En Afrique du Sud, la fille d’un ex-président accusée d’enrôler de force des hommes pour la Russie
On leur avait promis une formation en sécurité pour devenir gardes du corps pour des personnalités haut placées en Afrique du Sud ; ils se retrouvent aujourd’hui bloqués en Ukraine, forcés de combattre pour la Russie. C’est le calvaire que vivent actuellement 17 Sud-Africains, enrôlés de force dans l’armée russe, après s’être vu promettre un stage d’entraînement dans le pays. L’affaire suscite d’autant plus un tollé que l’une des personnes à l’origine de ce recrutement ne serait autre que la fille de l’ex-président Jacob Zuma, Duduzile Zuma-Sambudla, députée du parti Umkhonto we Sizwe (MK).
C’est sa sœur, Nkosazana Zuma-Mncube, qui a annoncé dans un communiqué avoir déposé plainte, samedi 22 novembre, auprès des autorités sud-africaines, accusant Duduzile Zuma-Sambudla et deux autres personnes d’avoir recruté illégalement une vingtaine d’hommes, dont huit de leur propre famille. Elle les accuse de trafic d’êtres humains, d’escroquerie et de soutien à une armée étrangère.
Bloqués dans le Donbass
"Ces hommes ont été attirés en Russie sous de faux prétextes et livrés à un groupe de mercenaires russes pour combattre en Ukraine, à leur insu et sans leur consentement. Parmi ces 17 hommes, qui sollicitent l’aide du gouvernement sud-africain, figurent huit membres de ma famille", a indiqué l’autre fille de l’ex-président Jacob Zuma, dans une déclaration diffusée par plusieurs médias sud-africains. Le 6 novembre, la présidence sud-africaine avait, elle aussi, annoncé avoir reçu des appels de détresse de 17 hommes âgés de 20 à 39 ans, pris au piège dans la région du Donbass, dans l’est de l’Ukraine, indique Le Monde.

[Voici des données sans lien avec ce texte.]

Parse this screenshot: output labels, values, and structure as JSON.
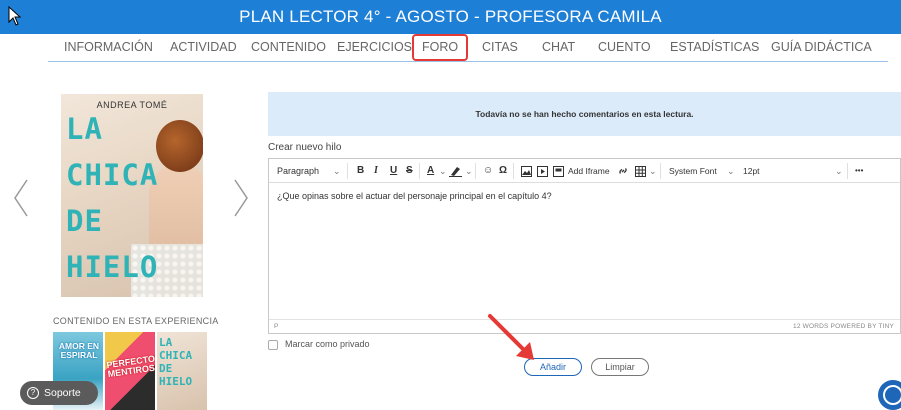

Duduzile Zuma-Sambudla, dont les réseaux sociaux abondent de contenus pro-russes, conteste pour sa part ces accusations et assure avoir été piégée. Elle dit avoir été approchée via la messagerie WhatsApp par un homme avec qui elle n’avait jamais eu de contact auparavant : Blessing Khoza. Ce dernier lui aurait offert un programme de formation paramilitaire ouvert aux civils. Elle évoque également une femme, Siphokazi Xuma, impliquée dans le recrutement forcé de ces personnes.
La fille de l’ex-président sud-africain explique avoir elle-même participé à un de ces fameux stages en Russie, pendant un mois, sans jamais avoir été exposée à des combats. "Ces personnes sont arrivées environ une semaine après moi. J’ai partagé des informations innocemment : je n’ai persuadé ni fait pression sur aucune d’entre elles. Le fait que des membres de ma propre famille aient choisi de participer prouve que je n’avais aucune raison de soupçonner que le programme était dangereux", mentionne-t-elle dans sa déclaration à la police, consultée par le média sud-africain Daily News.
Personnage controversé, Duduzile Zuma-Sambudla est actuellement en procès, accusée d’incitation au terrorisme et à la violence, pour son rôle présumé lors des émeutes de 2021, ayant fait plusieurs centaines de morts, après l’arrestation de son père. Elle a dit collaborer avec les autorités dans le cadre de l’affaire des enrôlements forcés. La Direction des enquêtes sur les crimes prioritaires, connue en Afrique du Sud sous le nom de Hawks, a pour sa part confirmé qu’elle enquêtait actuellement sur Sambudla-Zuma. Les charges restent à déterminer, ont précisé les autorités.
Trafic humain
Alors que l’invasion russe de l’Ukraine approche de son quatrième anniversaire, le recours par les deux camps à des soldats étrangers se multiplie. Kiev a récemment fait appel à des mercenaires colombiens. Mais Moscou a, quant à elle, surpassé les manœuvres pour se procurer des combattants dans d’autres pays. Des rapports font ainsi état d’agents de l’Etat russe ou d’intermédiaires recrutant, de manière obscure, des personnes en Afrique, en Inde, au Népal, en Syrie ou encore à Cuba. Les personnes sont souvent attirées par de fausses promesses d’emplois n’ayant rien à voir avec l’industrie militaire, et bien rémunérées.
En août, le gouvernement sud-africain avait annoncé enquêter sur des "programmes étrangers" soupçonnés de recruter de jeunes Sud-Africains "sous de fausses excuses", rappelle Le Monde. Des jeunes femmes africaines ont notamment été envoyées assembler des drones en Russie, après s’être vues proposer un travail dans la restauration ou l’hôtellerie.